Notice what happened: result.output is not a string — it’s a SentimentResult object with typed fields. PydanticAI handled the schema conversion, the API call, the response parsing, and the validation automatically.

This is a preview of what we’ll explore much more deeply in Week 9, where we’ll cover structured output extraction, function calling, and building full data pipelines with LLMs.

Exercise 8.4: Compare Models on a Task

Connect to the course LiteLLM proxy and compare two models on a task of your choice.

Pick a short NLP task (e.g., “Summarize this paragraph,” “Classify this review as positive or negative,” or “Extract the key entities from this sentence”).
Send the same prompt to two different models (e.g., gpt-5.4 and claude-haiku-4-5).
Compare the responses on: accuracy, style, token usage, and (subjectively) which you’d prefer.

# Starter code — fill in your prompt and compare
models_to_compare = ["gpt-5.4", "claude-haiku-4-5"]
prompt = "YOUR TASK HERE"

for model_name in models_to_compare:
    agent = Agent(
        get_model(model_name),
        instructions="You are a helpful NLP assistant.",
    )
    result = await agent.run(prompt)
    usage = result.usage()
    print(f"--- {model_name} ---")
    print(result.output)
    print(f"  [tokens: {usage.input_tokens} in / {usage.output_tokens} out]\n")

Bonus: Try the same comparison with a structured output type.

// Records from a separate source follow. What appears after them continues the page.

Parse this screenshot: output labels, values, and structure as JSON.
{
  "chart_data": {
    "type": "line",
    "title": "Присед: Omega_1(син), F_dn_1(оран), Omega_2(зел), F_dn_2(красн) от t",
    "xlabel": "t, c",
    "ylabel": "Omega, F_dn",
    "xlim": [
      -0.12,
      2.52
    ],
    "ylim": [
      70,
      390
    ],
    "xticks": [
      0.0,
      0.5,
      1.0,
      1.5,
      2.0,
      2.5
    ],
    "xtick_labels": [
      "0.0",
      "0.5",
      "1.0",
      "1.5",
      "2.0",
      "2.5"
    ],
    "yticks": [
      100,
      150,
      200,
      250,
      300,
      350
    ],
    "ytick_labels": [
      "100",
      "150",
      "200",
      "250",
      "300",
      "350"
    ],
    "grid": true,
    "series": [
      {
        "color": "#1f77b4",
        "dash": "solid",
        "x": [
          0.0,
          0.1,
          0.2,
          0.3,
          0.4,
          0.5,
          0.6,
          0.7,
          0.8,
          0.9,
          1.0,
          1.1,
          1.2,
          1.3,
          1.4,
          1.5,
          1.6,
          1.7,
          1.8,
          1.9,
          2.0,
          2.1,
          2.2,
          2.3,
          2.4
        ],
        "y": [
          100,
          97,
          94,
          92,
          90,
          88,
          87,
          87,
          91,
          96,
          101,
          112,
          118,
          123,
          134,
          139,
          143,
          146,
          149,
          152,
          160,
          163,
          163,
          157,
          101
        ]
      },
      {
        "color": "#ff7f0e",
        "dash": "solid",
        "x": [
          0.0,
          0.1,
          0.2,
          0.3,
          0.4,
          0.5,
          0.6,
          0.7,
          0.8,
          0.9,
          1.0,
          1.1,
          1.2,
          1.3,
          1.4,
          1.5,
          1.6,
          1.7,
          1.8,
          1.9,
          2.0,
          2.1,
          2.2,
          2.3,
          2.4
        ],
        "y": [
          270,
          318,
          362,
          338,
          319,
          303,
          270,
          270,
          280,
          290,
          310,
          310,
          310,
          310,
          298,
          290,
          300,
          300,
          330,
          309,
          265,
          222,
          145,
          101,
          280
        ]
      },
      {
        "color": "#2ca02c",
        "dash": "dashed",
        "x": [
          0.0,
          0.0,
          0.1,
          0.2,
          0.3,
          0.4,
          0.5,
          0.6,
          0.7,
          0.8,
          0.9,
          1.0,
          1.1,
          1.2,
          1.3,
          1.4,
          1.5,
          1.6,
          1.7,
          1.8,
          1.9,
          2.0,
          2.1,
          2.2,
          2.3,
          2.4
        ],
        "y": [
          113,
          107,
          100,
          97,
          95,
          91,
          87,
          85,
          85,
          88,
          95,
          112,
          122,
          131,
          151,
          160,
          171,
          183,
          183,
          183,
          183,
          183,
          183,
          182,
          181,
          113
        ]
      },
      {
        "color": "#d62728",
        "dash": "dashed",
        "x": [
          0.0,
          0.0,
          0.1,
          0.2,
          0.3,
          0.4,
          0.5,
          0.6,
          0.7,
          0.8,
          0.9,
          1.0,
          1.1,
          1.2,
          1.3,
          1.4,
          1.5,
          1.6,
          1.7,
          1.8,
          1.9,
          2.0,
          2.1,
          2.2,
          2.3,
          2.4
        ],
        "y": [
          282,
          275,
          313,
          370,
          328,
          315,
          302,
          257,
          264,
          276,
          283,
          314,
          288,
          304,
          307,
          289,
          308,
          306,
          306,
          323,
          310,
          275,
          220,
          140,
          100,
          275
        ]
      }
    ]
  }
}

Does one model produce better structured responses than the other?

Wrap-Up¶

Key Takeaways¶

Key Takeaways

Closed models like GPT-5.4 and Claude are accessed exclusively through APIs — you send requests and receive responses over the internet
LiteLLM acts as an API gateway, providing a single OpenAI-compatible endpoint that routes to multiple providers — eliminating SDK sprawl
PydanticAI provides a type-safe, model-agnostic framework for making LLM API calls; its core abstraction is the Agent
System prompts are set via the instructions parameter in PydanticAI (recommended over system_prompt because instructions are excluded from message history between runs)
Token usage determines API cost: output tokens cost 3-5x more than input tokens, and frontier models cost 10-30x more than fast models
Model selection should match the task: use the cheapest model that meets your quality bar
Structured output lets you get typed Python objects instead of free text — PydanticAI handles schema conversion and validation automatically

What’s Next¶

In Week 9, we’ll go much deeper into the art and science of working with LLMs. Part 01 covers prompt engineering — techniques like zero-shot and few-shot prompting, chain-of-thought reasoning, and system prompt design. Part 02 explores structured outputs and function calling in depth, building full data extraction pipelines. And in the lab, you’ll put it all together in an API power workshop.